Tesla Cybertruck will be created at the automaker's Gigafactory in Austin, Texas, which is still under construction. There will also be a new production line for the Model Y, which is in high demand. Tesla has yet to disclose the Cybertruck's final design, despite CEO Elon Musk's repeated statements that the production-spec truck will appear quite similar to the original concept. Its proportions will only be minimally altered at most.
But we're also interested in learning more about the truck's characteristics. Will the final software package resemble that of the Model S and Model X, which were recently updated? Is there any Cybertruck-specific operating system? Answers should be forthcoming soon, as we recently learned of a massive agreement between Tesla and Samsung, the world's largest electronics company.
The Cybertruck will, without a doubt, have cameras for essential functionality like Autopilot and Sentry Mode.
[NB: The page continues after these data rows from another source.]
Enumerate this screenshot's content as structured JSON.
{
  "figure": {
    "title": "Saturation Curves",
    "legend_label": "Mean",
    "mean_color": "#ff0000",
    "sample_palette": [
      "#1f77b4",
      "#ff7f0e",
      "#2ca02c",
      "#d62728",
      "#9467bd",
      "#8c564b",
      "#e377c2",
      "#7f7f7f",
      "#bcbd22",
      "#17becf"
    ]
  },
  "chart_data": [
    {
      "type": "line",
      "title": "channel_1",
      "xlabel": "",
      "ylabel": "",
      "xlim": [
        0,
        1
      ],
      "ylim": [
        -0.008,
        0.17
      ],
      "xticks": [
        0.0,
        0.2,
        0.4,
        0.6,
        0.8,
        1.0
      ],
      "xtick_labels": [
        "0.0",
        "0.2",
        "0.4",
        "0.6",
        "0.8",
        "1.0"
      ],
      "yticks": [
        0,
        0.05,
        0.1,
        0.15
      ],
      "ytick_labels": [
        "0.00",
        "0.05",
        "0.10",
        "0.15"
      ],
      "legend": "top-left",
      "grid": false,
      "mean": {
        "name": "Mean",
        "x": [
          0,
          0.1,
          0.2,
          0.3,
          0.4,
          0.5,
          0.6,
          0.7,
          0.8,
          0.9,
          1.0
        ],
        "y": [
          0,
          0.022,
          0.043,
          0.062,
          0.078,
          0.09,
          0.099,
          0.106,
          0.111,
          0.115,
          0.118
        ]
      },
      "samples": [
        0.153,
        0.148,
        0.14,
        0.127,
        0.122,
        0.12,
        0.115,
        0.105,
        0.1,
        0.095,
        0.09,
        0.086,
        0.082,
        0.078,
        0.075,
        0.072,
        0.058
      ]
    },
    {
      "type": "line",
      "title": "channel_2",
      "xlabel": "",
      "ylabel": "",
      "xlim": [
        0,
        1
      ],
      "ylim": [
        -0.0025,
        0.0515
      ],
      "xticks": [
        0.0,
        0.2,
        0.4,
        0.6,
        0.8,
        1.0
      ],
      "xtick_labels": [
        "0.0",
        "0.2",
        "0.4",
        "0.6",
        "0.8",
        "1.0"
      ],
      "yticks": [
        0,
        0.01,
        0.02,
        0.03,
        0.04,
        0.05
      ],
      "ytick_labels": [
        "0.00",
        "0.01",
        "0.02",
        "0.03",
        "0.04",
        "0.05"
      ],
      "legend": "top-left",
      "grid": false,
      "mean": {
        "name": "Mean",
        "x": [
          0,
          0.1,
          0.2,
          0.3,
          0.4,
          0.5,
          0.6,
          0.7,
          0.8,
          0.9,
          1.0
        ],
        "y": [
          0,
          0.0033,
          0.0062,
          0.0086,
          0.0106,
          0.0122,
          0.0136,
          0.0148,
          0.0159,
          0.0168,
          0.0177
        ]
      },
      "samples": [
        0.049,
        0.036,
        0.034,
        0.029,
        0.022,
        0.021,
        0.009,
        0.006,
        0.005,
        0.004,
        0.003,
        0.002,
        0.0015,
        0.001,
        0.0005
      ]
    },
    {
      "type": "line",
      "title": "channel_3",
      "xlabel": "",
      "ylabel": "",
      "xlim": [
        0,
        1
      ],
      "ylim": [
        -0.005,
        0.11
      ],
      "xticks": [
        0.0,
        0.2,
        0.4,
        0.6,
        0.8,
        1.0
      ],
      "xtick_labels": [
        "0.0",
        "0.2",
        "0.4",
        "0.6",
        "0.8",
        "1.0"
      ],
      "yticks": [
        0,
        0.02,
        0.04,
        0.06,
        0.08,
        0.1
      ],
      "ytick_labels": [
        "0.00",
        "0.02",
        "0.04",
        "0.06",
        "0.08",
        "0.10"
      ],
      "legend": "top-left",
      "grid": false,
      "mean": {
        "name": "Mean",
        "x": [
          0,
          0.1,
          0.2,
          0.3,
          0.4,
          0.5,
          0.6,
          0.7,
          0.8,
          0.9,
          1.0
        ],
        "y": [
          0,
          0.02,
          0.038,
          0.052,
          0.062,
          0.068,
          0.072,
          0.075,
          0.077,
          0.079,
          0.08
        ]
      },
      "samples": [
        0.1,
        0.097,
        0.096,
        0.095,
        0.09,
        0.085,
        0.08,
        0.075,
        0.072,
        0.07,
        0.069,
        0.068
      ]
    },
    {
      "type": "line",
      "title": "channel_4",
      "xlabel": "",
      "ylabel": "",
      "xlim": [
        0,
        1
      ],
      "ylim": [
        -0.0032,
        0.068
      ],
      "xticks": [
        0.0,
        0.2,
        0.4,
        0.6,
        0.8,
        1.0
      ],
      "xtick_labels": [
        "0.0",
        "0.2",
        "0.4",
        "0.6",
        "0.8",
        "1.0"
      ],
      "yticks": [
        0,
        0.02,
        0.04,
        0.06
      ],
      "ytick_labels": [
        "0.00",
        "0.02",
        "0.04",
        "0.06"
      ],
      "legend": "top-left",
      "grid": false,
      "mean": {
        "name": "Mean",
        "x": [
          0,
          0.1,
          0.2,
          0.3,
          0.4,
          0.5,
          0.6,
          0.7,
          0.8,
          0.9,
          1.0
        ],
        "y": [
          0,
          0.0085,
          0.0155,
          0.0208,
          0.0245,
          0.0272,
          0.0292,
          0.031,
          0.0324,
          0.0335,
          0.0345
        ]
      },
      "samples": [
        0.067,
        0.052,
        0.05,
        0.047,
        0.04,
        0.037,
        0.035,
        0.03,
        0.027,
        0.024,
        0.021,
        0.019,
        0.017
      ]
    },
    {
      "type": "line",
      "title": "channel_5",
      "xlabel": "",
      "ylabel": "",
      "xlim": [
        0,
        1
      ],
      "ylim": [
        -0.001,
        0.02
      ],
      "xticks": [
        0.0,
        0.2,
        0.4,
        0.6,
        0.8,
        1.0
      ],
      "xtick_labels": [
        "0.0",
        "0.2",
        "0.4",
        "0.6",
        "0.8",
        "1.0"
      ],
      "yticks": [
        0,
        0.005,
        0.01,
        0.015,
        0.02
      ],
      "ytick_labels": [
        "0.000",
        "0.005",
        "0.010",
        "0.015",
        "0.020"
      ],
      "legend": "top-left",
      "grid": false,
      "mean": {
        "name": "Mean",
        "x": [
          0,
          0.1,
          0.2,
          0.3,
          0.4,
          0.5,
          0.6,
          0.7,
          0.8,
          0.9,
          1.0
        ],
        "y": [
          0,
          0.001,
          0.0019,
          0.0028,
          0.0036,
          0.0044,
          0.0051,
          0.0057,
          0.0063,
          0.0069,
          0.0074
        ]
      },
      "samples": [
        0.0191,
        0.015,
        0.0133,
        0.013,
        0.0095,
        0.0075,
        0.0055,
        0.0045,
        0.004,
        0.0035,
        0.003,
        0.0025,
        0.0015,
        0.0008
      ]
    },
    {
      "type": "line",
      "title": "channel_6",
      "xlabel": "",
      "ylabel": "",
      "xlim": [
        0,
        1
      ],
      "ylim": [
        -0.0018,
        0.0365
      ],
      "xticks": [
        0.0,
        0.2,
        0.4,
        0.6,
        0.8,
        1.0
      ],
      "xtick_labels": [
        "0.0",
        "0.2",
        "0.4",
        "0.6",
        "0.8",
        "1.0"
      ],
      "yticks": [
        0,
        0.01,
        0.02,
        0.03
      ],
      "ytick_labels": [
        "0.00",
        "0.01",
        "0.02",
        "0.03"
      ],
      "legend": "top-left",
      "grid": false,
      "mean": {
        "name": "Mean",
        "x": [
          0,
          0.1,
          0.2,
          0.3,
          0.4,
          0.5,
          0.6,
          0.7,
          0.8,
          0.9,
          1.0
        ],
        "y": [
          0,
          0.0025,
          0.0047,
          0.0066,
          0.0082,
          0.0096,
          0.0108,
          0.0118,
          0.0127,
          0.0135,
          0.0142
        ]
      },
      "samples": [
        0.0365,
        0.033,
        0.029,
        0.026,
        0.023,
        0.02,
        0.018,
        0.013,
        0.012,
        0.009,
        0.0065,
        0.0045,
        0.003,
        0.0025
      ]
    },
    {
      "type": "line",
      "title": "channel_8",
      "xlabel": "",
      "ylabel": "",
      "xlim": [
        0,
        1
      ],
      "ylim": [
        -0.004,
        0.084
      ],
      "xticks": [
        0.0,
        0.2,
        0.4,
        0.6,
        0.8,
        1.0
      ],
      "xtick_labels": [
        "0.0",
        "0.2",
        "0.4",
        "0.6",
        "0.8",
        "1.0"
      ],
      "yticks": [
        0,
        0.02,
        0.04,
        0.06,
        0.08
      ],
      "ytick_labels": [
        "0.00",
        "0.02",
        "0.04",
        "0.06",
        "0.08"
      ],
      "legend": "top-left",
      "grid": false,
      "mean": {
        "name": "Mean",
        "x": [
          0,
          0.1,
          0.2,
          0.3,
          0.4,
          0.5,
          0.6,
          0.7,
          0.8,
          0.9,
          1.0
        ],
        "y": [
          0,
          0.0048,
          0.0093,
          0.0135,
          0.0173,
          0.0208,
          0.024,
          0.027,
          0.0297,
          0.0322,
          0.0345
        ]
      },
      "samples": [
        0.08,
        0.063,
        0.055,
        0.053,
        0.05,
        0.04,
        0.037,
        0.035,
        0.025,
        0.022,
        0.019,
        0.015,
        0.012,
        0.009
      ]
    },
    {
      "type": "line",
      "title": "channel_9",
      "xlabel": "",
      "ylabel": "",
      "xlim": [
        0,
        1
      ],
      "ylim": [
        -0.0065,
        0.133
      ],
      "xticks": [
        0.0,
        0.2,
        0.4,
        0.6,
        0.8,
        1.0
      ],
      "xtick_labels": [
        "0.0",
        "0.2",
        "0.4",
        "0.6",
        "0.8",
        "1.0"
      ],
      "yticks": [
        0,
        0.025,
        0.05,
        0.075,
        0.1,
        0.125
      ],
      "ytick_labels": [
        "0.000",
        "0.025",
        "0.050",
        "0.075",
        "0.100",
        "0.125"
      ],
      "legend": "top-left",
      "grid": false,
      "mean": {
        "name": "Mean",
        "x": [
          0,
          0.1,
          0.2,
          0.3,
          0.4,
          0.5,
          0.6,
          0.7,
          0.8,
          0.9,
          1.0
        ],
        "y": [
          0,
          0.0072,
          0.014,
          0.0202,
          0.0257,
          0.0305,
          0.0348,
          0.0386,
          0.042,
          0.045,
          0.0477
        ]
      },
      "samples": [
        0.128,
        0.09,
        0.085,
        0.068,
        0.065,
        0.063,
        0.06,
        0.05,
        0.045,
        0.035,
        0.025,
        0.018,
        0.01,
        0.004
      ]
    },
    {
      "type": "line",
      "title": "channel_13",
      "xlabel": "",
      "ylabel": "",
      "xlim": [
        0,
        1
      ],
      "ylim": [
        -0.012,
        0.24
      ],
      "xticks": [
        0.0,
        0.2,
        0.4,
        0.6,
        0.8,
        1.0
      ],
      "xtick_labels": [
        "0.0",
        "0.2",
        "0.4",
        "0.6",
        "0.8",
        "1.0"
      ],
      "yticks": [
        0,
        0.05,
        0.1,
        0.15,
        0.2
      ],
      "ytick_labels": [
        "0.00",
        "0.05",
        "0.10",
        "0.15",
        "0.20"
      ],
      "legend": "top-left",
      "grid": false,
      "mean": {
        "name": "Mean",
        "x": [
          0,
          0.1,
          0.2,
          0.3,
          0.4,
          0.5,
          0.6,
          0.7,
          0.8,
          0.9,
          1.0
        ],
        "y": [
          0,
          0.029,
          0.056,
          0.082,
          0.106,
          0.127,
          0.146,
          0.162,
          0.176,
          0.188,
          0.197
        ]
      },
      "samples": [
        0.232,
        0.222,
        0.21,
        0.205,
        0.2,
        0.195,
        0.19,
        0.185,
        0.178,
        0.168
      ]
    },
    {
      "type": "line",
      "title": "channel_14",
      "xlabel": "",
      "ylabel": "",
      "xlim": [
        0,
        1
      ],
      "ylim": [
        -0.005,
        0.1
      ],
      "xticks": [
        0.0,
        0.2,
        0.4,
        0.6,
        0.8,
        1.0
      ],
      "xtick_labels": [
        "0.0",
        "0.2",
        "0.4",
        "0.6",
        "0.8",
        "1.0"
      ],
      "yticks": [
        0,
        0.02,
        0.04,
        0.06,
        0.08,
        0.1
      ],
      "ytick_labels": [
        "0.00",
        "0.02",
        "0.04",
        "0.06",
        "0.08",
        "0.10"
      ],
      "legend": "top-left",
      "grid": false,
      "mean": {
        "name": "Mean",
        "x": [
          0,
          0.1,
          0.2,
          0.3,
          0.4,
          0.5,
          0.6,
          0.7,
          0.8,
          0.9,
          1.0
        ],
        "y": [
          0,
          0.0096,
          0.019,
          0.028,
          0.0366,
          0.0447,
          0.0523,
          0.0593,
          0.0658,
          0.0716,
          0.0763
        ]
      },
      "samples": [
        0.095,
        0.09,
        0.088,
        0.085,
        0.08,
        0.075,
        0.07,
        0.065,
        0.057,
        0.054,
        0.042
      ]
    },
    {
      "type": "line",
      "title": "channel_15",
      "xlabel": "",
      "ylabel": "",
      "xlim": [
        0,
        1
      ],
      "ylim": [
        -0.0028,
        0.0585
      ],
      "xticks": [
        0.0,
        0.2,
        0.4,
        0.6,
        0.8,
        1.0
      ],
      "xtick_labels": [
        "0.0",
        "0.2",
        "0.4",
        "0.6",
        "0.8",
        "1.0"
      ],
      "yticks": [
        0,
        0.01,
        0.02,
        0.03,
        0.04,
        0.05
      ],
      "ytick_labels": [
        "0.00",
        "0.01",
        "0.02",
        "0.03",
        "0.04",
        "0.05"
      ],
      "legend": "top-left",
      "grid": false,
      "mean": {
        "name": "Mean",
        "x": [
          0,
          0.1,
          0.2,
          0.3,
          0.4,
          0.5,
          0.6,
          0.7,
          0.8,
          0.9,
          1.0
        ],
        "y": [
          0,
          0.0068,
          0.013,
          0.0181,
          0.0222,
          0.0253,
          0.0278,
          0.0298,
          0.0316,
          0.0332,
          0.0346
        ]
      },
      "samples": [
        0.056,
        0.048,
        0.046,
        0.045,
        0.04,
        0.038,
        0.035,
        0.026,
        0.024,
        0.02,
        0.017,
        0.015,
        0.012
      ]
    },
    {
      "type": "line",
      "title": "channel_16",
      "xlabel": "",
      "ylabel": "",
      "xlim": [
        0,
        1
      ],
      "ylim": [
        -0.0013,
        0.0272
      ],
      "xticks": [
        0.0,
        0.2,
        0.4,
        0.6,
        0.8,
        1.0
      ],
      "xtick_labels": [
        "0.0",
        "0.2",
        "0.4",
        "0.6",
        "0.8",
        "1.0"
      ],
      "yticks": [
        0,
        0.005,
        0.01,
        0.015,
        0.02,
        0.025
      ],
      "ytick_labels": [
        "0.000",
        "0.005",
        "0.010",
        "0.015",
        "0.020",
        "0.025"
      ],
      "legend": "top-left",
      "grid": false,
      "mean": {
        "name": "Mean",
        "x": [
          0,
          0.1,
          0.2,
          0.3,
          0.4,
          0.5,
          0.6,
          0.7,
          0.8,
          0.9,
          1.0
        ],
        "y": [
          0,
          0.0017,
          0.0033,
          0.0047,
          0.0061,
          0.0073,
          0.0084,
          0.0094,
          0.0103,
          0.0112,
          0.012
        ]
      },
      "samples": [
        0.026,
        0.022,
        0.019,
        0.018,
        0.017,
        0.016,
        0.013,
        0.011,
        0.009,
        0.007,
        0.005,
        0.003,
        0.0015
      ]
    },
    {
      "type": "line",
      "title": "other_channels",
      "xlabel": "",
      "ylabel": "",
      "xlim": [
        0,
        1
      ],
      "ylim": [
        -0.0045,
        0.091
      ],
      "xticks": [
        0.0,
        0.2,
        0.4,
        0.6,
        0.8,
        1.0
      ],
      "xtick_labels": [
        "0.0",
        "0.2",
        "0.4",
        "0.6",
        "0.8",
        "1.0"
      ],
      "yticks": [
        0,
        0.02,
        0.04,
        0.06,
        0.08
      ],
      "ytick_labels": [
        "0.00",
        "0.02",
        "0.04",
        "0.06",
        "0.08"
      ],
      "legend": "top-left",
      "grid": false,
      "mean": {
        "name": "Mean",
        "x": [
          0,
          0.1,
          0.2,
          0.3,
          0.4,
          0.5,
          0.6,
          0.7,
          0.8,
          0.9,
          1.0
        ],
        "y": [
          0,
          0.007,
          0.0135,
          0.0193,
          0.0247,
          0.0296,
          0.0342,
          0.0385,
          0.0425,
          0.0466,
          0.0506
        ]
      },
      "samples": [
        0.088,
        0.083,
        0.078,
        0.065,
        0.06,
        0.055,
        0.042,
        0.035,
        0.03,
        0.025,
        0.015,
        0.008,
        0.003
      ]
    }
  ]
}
Where are those cameras going to come from? According to Electrek, Samsung has officially signed a $436 million deal to supply cameras to the "number one American EV manufacturer" for a vehicle that was unveiled in November 2019. Except for the Cybertruck, we can't think of any other make or model, albeit the reports can't be corroborated by Tesla because it shut down its whole PR staff. Several cameras will be required for each Cybertruck.
The truck lacks typical side mirrors, which are substituted by small cameras installed in the front fenders, unlike previous Teslas.
After that, the pictures are projected into the cab, most likely on a screen or a head-up display. For self-driving applications, there will be front- and rear-facing cameras. Another camera is required beneath the front bumper, which is a helpful tool for off-roading enthusiasts. It's highly beneficial to be able to see what's going on beneath the truck, especially when rock crawling or in other similar situations. We estimate that each truck will have at least four cameras.
Musk aims to start producing Cybertrucks by the end of the year, but his stated ambitions aren't usually realistic. The deadline may be postponed until early 2022. Given the supply chain troubles Tesla and other manufacturers have been having in recent months, this shouldn't come as a surprise.